Nothing has really changed with kids today. I could easily say that the kids in "Rebel Without a Cause" or "Blackboard Jungle" as examples of the way kids were back in the 50's, but that would not be true either.

I look at my nieces and nephews and have to say that I love them dearly and admire just how down to earth and smart these kids are. In my mind, they show that there is a bright future and that the world is not going to heck in a hand basket. 

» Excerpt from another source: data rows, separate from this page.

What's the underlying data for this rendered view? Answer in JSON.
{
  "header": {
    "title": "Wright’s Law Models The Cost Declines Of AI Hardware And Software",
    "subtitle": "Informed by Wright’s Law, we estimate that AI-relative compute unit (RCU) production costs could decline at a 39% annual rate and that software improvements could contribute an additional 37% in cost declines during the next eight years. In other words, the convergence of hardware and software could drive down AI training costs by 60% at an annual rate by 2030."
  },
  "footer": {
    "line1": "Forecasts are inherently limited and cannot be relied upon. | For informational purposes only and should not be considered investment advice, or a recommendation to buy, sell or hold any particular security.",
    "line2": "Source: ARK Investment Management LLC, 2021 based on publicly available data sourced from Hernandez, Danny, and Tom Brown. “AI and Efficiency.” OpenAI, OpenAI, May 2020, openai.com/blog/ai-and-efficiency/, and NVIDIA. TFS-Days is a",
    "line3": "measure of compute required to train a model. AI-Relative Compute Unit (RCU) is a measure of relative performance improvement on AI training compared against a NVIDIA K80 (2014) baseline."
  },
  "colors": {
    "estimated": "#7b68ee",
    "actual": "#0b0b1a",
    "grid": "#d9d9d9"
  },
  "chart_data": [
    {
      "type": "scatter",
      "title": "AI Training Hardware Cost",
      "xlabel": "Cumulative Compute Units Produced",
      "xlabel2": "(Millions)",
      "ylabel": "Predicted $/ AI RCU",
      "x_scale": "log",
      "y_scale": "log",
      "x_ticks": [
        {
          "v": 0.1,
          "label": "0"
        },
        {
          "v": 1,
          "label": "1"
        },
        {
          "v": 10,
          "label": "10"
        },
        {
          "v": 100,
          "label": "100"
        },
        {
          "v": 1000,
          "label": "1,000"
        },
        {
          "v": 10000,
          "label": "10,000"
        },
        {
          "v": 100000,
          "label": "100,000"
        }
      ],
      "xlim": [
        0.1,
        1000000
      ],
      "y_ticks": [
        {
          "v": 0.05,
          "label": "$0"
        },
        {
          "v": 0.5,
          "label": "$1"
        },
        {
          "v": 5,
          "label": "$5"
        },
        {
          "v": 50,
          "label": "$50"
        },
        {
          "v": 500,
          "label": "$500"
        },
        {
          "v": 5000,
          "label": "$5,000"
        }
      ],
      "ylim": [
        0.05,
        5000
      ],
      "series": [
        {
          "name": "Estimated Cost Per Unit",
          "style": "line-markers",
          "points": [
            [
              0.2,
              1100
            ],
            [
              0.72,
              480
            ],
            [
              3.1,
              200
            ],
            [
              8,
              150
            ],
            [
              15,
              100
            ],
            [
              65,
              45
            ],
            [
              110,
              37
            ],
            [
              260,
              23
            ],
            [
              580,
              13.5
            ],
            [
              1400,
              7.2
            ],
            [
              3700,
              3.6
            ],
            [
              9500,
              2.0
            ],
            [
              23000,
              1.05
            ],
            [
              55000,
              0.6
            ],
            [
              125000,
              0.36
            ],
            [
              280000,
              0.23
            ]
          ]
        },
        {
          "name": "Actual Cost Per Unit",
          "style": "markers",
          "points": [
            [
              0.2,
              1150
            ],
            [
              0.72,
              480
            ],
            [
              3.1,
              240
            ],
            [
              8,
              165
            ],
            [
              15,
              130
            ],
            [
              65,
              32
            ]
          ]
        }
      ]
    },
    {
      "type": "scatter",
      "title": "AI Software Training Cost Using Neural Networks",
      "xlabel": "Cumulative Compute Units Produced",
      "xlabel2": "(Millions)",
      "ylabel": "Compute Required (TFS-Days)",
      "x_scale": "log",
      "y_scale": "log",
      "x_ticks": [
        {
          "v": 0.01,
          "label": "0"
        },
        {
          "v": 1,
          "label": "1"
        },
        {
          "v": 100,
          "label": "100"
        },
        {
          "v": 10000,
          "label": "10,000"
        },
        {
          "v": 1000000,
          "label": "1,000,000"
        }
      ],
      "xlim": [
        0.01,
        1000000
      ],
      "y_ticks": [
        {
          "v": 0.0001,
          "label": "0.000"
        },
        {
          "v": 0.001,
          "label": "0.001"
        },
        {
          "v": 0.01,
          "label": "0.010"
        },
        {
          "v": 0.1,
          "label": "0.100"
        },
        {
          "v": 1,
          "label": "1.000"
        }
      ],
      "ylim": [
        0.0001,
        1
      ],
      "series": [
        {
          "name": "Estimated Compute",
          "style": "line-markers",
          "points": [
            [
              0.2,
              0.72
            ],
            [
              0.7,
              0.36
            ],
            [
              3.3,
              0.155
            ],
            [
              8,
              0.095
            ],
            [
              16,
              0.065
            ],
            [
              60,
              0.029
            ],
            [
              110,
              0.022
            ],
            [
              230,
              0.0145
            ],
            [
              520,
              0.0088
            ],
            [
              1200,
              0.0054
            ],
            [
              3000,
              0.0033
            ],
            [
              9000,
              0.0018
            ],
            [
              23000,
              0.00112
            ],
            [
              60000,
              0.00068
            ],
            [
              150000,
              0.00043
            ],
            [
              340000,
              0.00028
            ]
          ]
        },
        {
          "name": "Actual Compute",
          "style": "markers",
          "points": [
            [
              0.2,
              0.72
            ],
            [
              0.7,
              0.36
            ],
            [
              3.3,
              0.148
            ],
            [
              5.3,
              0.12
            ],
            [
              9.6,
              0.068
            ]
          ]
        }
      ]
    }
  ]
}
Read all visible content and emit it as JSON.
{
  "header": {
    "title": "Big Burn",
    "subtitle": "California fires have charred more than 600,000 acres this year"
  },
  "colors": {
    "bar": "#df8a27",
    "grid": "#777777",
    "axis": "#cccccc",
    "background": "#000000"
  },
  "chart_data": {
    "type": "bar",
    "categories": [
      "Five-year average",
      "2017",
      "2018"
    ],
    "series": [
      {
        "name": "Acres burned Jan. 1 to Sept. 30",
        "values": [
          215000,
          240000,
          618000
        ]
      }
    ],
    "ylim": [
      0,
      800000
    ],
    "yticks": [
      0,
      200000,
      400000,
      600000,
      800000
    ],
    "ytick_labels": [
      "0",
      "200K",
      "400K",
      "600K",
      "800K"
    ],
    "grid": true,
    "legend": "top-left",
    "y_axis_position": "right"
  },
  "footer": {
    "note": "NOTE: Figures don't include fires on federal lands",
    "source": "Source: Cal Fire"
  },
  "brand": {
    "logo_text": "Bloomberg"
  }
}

(sorry for the soapbox, but I felt it needed to be said)


----------



## jswordy (May 29, 2013)

jamesngalveston said:


> Times sure change. when i was 20, we would find some cheap rolling papers, a 10.00 bag of weed..make a batch of tiger juice,.and have a party.
> Now its 140 for a 1/4 of hydro..and smoking in a 200.00 evaporater and drinking natural flavored waters.
> lol



Now James, I'm going to compliment you on your honesty right there! You know, almost everyone in my Baby Boomer age group completely denies that they had anything to do with pot or drugs back in their youth! No No! Never touched the stuff!!! Whatever are you talking about? 

Hahahaha, it always makes me laugh because if that many people all never touched the stuff, it would not have become the huge cultural phenomenon that it did. Now this was back before the war on drugs, mind you, when NOBODY ever got killed over even a pound of pot. Prohibition enforcement being what it is now, prices have risen and that's no longer the case.

Yep, kids inhale bath salts (now illegal to sell in several states), the huff gasoline, they still do airplane glue, they play "the choking game," etc. That's because they feel invincible. Me, I'm now officially vincible.


----------



## dessertmaker (May 29, 2013)

Sorry John T, in my line of work I tend to come into contact with the pill snorters more than the nice kids. Wasn't meaning to imply the whole generation is going to hell in a hand basket.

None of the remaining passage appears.